C | Kamloops (WHL) | Age: 18 | 6-foot-1 | 185 lbs | Shoots: L
Acquired: 2022 2nd Round, 38th Overall | 2021 Ranking: N/A
Minten actually bears a few similarities to Knies. Both players were considered to be “safe” picks due in large part to their physical tools, and both players also had strong second halves after slower starts to their respective draft years.
Minten finished the 2021-22 regular season with 20 goals and 35 assists for 55 points in 67 games – respectable numbers but not eye-popping. Breaking down his season, however, you can see that he really turned it on and elevated his game down the stretch. He played at a point per game pace in the final 25 games of the regular season, notching nine goals and 16 assists, and carried his strong play into the postseason, where he added six goals and 10 assists in 17 games to help lead Kamloops on a deep playoff run.
As a younger player on one of the WHL’s best teams, Minten still managed to carve out a prominent role as the season wore on, and he was able to post positive goal share numbers, even relative to his teammates. Part of that is due to his solid two-way game but the numbers show that Minten was one of the league’s better creators, ranking in the 89th percentile in even strength assists per estimated 60 minutes of ice time. It is worth noting, however, that he picked up more than a few assists from low-percentage shots that found their way onto a teammate’s stick around the net.

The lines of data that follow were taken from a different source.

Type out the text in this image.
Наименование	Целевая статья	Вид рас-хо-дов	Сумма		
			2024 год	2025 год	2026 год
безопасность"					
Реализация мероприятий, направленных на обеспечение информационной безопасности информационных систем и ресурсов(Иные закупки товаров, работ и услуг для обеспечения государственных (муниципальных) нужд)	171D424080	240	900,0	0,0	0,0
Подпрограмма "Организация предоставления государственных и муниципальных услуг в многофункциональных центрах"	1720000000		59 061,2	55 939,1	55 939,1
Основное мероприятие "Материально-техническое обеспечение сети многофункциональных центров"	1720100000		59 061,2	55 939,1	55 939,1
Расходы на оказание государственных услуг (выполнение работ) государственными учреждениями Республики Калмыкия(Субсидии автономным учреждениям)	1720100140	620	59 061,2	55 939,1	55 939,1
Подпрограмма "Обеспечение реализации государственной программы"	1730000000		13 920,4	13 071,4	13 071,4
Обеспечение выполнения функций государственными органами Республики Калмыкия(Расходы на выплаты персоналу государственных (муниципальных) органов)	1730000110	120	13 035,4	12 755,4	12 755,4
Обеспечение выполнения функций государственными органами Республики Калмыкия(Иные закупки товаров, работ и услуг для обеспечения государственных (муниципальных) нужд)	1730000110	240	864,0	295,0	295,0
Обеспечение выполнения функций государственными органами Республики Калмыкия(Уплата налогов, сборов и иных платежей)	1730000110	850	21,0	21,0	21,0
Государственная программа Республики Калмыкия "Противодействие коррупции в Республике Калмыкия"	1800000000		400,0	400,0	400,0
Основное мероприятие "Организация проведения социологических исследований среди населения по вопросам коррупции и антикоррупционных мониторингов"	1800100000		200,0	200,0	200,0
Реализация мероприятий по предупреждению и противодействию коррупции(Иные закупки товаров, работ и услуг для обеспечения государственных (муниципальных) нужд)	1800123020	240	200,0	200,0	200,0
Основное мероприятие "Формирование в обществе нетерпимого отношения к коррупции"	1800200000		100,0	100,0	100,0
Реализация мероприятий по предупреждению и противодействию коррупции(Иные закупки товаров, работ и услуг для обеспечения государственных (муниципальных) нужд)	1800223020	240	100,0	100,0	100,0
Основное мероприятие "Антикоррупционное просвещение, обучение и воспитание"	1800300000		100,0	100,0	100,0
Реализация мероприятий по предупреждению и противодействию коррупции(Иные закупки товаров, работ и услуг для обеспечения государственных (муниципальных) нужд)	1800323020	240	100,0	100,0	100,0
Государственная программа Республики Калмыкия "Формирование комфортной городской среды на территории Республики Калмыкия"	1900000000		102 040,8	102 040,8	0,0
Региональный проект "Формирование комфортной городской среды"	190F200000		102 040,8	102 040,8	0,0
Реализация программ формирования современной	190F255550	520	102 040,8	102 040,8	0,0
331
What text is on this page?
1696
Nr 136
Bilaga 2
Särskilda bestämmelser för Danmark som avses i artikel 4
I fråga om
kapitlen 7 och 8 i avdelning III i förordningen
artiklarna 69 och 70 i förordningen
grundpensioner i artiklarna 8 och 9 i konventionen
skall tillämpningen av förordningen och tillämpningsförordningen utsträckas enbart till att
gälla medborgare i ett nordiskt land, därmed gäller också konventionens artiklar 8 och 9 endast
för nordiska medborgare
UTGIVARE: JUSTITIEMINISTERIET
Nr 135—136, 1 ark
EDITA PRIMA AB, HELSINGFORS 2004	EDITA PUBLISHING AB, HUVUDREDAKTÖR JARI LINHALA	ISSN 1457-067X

Minten generates shots at a high rate but is sometimes prone to settling for shots from low-danger areas, evidenced at least partially by his below-average shooting percentage.
“In terms of his shot generation, Minten’s 13.6 shots per estimated 60 ranked top 20 in the WHL among forwards. What is especially notable about this is that of that group of 20, Minten had the lowest shooting percentage, down at 9.4 per cent.

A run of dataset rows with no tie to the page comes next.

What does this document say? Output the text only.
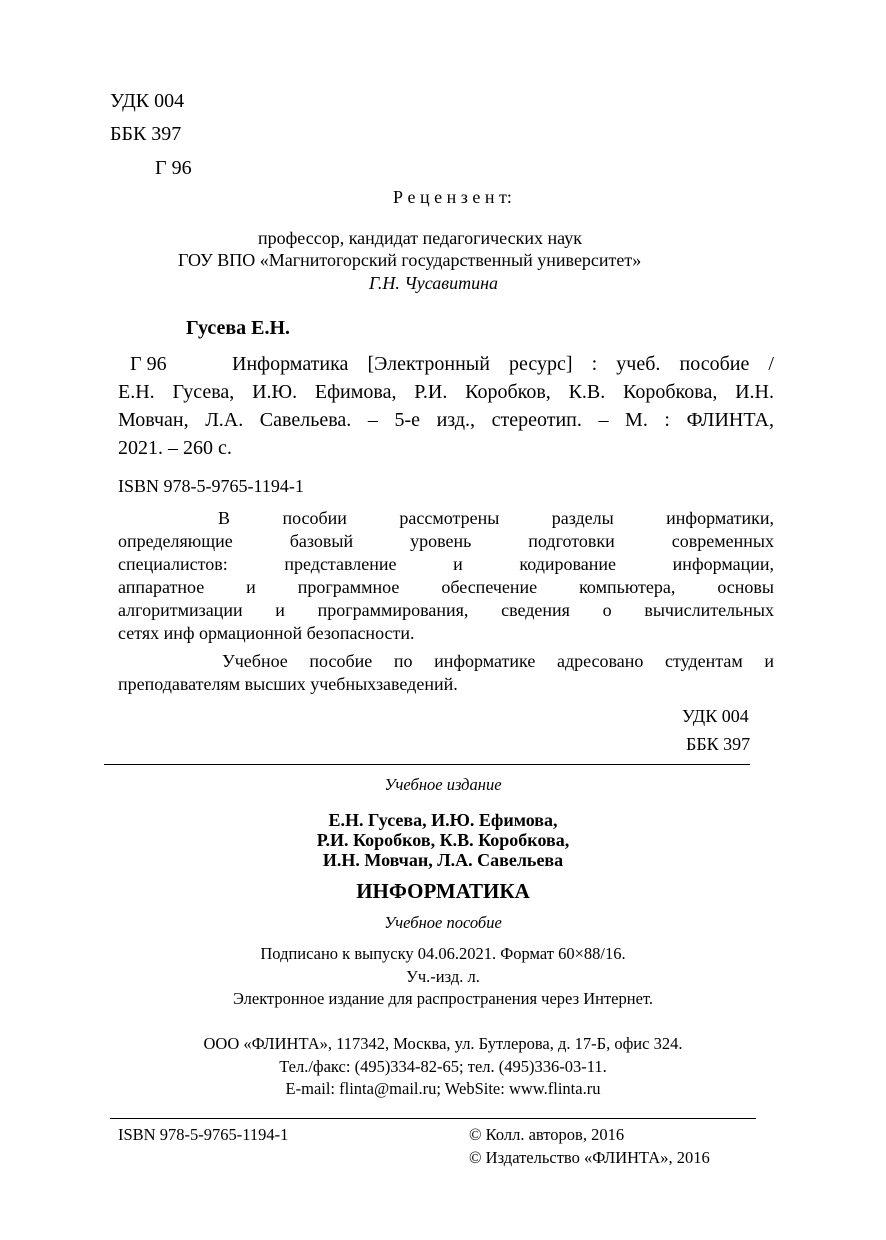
УДК 004
ББК 397
Г 96
Р е ц е н з е н т:
профессор, кандидат педагогических наук
ГОУ ВПО «Магнитогорский государственный университет»
Г.Н. Чусавитина
Гусева Е.Н.
Г 96	Информатика [Электронный ресурс] : учеб. пособие /
Е.Н. Гусева, И.Ю. Ефимова, Р.И. Коробков, К.В. Коробкова, И.Н.
Мовчан, Л.А. Савельева. – 5-е изд., стереотип. – М. : ФЛИНТА,
2021. – 260 с.
ISBN 978-5-9765-1194-1
В пособии рассмотрены разделы информатики,
определяющие базовый уровень подготовки современных
специалистов: представление и кодирование информации,
аппаратное и программное обеспечение компьютера, основы
алгоритмизации и программирования, сведения о вычислительных
сетях инф ормационной безопасности.
Учебное пособие по информатике адресовано студентам и
преподавателям высших учебныхзаведений.
УДК 004
ББК 397
Учебное издание
Е.Н. Гусева, И.Ю. Ефимова,
Р.И. Коробков, К.В. Коробкова,
И.Н. Мовчан, Л.А. Савельева
ИНФОРМАТИКА
Учебное пособие
Подписано к выпуску 04.06.2021. Формат 60×88/16.
Уч.-изд. л.
Электронное издание для распространения через Интернет.
ООО «ФЛИНТА», 117342, Москва, ул. Бутлерова, д. 17-Б, офис 324.
Тел./факс: (495)334-82-65; тел. (495)336-03-11.
E-mail: flinta@mail.ru; WebSite: www.flinta.ru
ISBN 978-5-9765-1194-1	© Колл. авторов, 2016
© Издательство «ФЛИНТА», 2016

The average shooting percentage of the top 20, excluding Minten, was 14.2 per cent. Had he scored at that rate, that would have added another 10 goals to his season total of 20.”
He was much more dangerous on the powerplay, however, and was among the best in the WHL at converting with the man advantage. He has a quality release, and when he has more time and space to let it go from dangerous areas, he can be a real weapon.

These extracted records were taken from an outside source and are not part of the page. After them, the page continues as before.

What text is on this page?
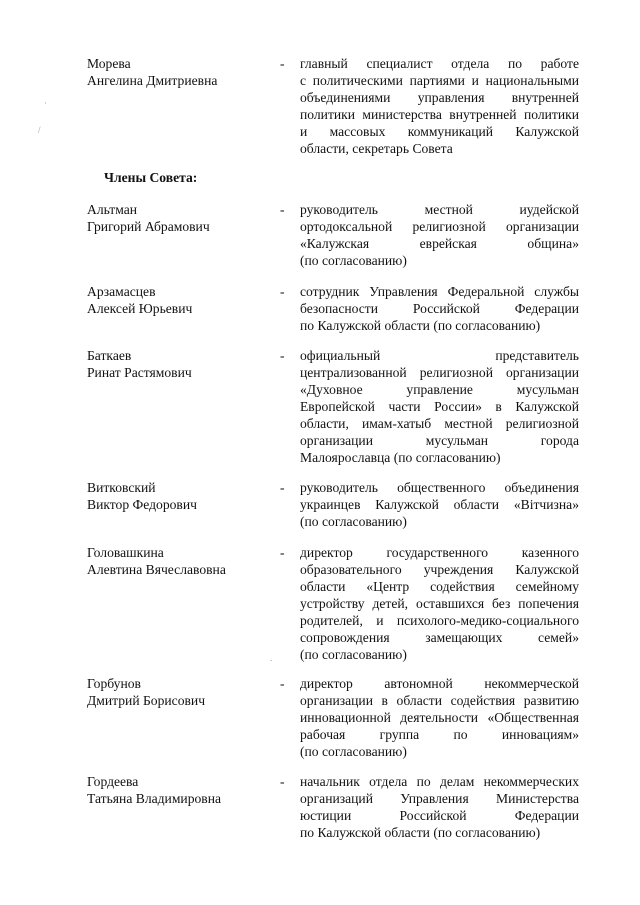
·
/
.
Морева
Ангелина Дмитриевна
- главный специалист отдела по работе
с политическими партиями и национальными
объединениями управления внутренней
политики министерства внутренней политики
и массовых коммуникаций Калужской
области, секретарь Совета
Члены Совета:
Альтман
Григорий Абрамович
- руководитель местной иудейской
ортодоксальной религиозной организации
«Калужская еврейская община»
(по согласованию)
Арзамасцев
Алексей Юрьевич
- сотрудник Управления Федеральной службы
безопасности Российской Федерации
по Калужской области (по согласованию)
Баткаев
Ринат Растямович
- официальный представитель
централизованной религиозной организации
«Духовное управление мусульман
Европейской части России» в Калужской
области, имам-хатыб местной религиозной
организации мусульман города
Малоярославца (по согласованию)
Витковский
Виктор Федорович
- руководитель общественного объединения
украинцев Калужской области «Вітчизна»
(по согласованию)
Головашкина
Алевтина Вячеславовна
- директор государственного казенного
образовательного учреждения Калужской
области «Центр содействия семейному
устройству детей, оставшихся без попечения
родителей, и психолого-медико-социального
сопровождения замещающих семей»
(по согласованию)
Горбунов
Дмитрий Борисович
- директор автономной некоммерческой
организации в области содействия развитию
инновационной деятельности «Общественная
рабочая группа по инновациям»
(по согласованию)
Гордеева
Татьяна Владимировна
- начальник отдела по делам некоммерческих
организаций Управления Министерства
юстиции Российской Федерации
по Калужской области (по согласованию)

Despite his seemingly pedestrian numbers, a deeper look at Minten’s statistical profile lends credence to the idea that he was worthy of the swing the Leafs took on him in the second round. He generates a lot of offensive opportunities and there is probably some positive regression coming in the form of his shooting percentage, and over 85% of his 35 even strength points were of the primary variety (a goal or first assist). Combine that with his strong defensive game, leadership qualities, and willingness to play a physical brand of hockey, and you can start to see why the Leafs are so high on him.
Watching Minten play, his abundance of raw tools is apparent. When he has everything clicking together, he can impact the game in a number of ways on both sides of the puck.
He is a strong shooter who constantly funnels pucks towards the net – sometimes to a fault – but when he has time and space, or the puck finds him in a dangerous area, there is a good chance he is going to bury it.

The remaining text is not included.